March 1. The first solid milestone in the project is the completion of the Indiegogo funding campaign. There were 38 online backers plus several people sent me personal checks outside of the website so our total is about 76% of the goal of $6200. This means I can get good quality basic equipment, but the second camera for interviews will be an older model that records to tape rather than direct to digital media. This will mean a slightly lower quality for some shots but nothing that anybody will turn up their nose at.
Speaking of equipment, here are some photographs of what I’ll be carting around with me – two cameras, two microphones, two tripods, and a whole bunch of lenses, cables, batteries, tapes, and SD cards. With some practice I’ve gotten this packed into the backpack and tripod bags shown here. I’m training myself to unpack and repack it all; thus far I’m down to about a 10 minute set up time for a sit-down interview with two cameras in place.


I’ve also come up with a mnemonic to make sure I don’t forget anything during set up: Some Large Bears Can Ingest Fishy Appetizers. Which stands for Sound, Lighting, Background, Composition, Iris, Focus, and Audio. If all of these are right, you’re going to have a good shoot.
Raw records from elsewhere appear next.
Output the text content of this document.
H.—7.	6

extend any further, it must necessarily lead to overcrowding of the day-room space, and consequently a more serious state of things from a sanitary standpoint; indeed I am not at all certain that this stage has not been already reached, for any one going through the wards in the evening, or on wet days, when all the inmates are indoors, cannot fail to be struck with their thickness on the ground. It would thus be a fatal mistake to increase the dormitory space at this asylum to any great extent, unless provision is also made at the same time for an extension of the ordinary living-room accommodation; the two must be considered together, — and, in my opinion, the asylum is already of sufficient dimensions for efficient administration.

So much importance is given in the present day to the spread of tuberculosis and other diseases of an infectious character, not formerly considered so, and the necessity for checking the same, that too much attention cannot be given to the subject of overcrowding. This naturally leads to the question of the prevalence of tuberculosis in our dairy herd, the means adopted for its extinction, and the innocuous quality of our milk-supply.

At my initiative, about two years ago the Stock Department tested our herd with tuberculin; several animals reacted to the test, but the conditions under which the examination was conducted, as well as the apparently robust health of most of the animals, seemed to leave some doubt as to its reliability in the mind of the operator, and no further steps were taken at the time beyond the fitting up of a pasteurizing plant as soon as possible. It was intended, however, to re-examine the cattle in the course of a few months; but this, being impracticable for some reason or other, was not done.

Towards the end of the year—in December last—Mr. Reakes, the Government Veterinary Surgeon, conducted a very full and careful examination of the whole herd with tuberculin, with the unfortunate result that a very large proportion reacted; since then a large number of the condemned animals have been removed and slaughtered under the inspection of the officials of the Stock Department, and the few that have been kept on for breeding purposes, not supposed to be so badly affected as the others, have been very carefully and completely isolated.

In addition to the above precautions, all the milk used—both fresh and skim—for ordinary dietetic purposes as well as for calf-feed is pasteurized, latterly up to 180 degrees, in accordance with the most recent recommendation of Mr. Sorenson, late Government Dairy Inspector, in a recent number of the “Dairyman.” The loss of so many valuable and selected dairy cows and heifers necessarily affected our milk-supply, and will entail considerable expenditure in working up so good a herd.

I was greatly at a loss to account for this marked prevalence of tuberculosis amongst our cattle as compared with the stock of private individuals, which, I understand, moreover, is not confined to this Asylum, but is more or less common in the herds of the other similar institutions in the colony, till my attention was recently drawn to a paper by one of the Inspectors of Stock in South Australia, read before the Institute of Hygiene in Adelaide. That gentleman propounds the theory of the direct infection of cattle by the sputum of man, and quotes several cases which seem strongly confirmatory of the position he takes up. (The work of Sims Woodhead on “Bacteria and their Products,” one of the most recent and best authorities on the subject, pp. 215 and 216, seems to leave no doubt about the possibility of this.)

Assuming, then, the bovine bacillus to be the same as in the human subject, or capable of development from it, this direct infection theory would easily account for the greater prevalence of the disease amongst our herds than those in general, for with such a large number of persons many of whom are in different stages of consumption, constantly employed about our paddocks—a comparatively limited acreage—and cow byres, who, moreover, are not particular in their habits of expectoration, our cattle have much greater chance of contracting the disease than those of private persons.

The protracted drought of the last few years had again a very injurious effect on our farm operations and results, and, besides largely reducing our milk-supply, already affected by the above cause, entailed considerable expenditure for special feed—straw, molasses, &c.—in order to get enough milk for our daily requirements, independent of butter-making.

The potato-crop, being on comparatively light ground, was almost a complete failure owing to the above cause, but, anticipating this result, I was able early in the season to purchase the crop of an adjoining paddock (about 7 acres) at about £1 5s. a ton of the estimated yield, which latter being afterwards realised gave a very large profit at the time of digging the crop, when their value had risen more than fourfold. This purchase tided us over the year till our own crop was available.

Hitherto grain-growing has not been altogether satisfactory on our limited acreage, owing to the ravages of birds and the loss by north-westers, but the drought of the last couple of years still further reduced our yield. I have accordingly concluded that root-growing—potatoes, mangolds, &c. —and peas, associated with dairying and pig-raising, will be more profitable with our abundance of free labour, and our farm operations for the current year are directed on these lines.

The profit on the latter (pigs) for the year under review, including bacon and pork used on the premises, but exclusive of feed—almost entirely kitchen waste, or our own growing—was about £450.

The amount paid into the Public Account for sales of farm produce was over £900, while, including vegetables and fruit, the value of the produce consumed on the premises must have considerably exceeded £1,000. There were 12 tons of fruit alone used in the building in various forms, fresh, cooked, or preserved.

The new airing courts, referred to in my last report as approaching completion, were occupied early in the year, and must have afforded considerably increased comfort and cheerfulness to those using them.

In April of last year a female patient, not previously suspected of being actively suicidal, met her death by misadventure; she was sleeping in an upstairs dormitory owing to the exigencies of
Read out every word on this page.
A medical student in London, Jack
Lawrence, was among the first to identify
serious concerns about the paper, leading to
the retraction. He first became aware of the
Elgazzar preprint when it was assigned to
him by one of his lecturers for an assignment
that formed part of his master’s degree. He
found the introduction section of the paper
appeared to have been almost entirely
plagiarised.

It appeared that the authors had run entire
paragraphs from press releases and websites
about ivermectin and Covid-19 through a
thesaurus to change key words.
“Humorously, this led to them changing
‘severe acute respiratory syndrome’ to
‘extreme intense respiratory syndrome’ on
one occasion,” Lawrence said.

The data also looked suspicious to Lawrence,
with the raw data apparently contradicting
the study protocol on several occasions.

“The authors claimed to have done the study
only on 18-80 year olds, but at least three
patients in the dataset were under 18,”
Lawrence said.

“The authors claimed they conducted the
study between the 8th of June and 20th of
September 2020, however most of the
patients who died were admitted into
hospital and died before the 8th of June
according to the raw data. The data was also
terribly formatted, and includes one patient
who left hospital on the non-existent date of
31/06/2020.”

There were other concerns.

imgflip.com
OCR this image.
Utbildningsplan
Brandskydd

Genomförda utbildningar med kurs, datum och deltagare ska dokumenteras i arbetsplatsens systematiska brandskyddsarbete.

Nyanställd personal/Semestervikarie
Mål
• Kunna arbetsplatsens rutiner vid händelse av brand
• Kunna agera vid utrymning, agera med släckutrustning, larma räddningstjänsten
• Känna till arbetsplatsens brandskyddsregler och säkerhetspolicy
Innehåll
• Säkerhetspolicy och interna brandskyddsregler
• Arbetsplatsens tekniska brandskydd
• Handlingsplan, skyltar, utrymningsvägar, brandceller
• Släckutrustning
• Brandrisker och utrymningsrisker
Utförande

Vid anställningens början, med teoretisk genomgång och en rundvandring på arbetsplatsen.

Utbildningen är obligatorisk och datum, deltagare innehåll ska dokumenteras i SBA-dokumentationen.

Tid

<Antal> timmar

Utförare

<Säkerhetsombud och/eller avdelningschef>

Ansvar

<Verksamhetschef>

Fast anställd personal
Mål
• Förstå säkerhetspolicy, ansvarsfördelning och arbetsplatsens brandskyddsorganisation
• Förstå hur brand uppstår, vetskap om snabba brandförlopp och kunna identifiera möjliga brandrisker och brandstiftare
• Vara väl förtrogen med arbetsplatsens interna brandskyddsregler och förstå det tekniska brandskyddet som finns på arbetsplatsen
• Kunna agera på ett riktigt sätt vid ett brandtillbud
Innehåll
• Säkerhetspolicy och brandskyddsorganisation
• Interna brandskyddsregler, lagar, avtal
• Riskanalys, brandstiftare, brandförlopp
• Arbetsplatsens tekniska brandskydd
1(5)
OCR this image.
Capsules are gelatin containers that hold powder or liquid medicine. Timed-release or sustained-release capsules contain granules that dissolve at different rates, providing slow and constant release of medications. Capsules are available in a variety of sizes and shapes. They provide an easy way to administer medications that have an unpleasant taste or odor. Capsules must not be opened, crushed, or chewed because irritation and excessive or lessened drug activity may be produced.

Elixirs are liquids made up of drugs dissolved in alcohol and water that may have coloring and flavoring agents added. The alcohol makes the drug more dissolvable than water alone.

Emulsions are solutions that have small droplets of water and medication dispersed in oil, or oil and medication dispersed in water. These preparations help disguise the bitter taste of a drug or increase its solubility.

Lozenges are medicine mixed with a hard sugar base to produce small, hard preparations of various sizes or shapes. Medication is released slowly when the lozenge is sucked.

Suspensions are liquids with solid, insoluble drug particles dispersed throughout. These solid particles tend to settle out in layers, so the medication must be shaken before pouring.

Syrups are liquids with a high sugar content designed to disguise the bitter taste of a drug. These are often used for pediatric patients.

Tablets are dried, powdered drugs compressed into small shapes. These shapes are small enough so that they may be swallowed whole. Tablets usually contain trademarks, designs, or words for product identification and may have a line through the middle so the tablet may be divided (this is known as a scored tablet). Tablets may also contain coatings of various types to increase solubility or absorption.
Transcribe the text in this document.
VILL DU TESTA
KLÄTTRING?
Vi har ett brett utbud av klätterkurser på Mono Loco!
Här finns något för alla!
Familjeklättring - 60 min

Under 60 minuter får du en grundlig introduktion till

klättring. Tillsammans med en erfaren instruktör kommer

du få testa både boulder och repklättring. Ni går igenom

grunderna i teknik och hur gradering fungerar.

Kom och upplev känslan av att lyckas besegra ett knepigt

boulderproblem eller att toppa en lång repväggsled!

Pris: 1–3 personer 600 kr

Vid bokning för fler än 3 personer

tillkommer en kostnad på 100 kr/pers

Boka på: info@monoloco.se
A lot of the footage will be what the pros call “run and gun” which is chasing things as they happen and trying to capture them with a single camera. Two big challenges in run and gun are 1) pointing the camera where the action is before the action goes somewhere else and 2) keeping the camera steady enough that the viewer can tell what they’re looking at.  The latter is a problem because my hands don’t have what it takes to hold the camera steady for a long time and a shoulder mounted camera or steady cam rig costs about 10 grand. After a lot of searching I found in England a rig that will hold the camera on my shoulder and in fact let me operate at hands-free. For only a couple of hundred euros, yet. So I’ve been walking around the house and the neighborhood getting the angles and balance right on this thing, looking like some kind of cyborg man.



Then next big event is going to Fort Polk for some pre-training interviews on March 13, and then “in the box” activities will be March 14-18.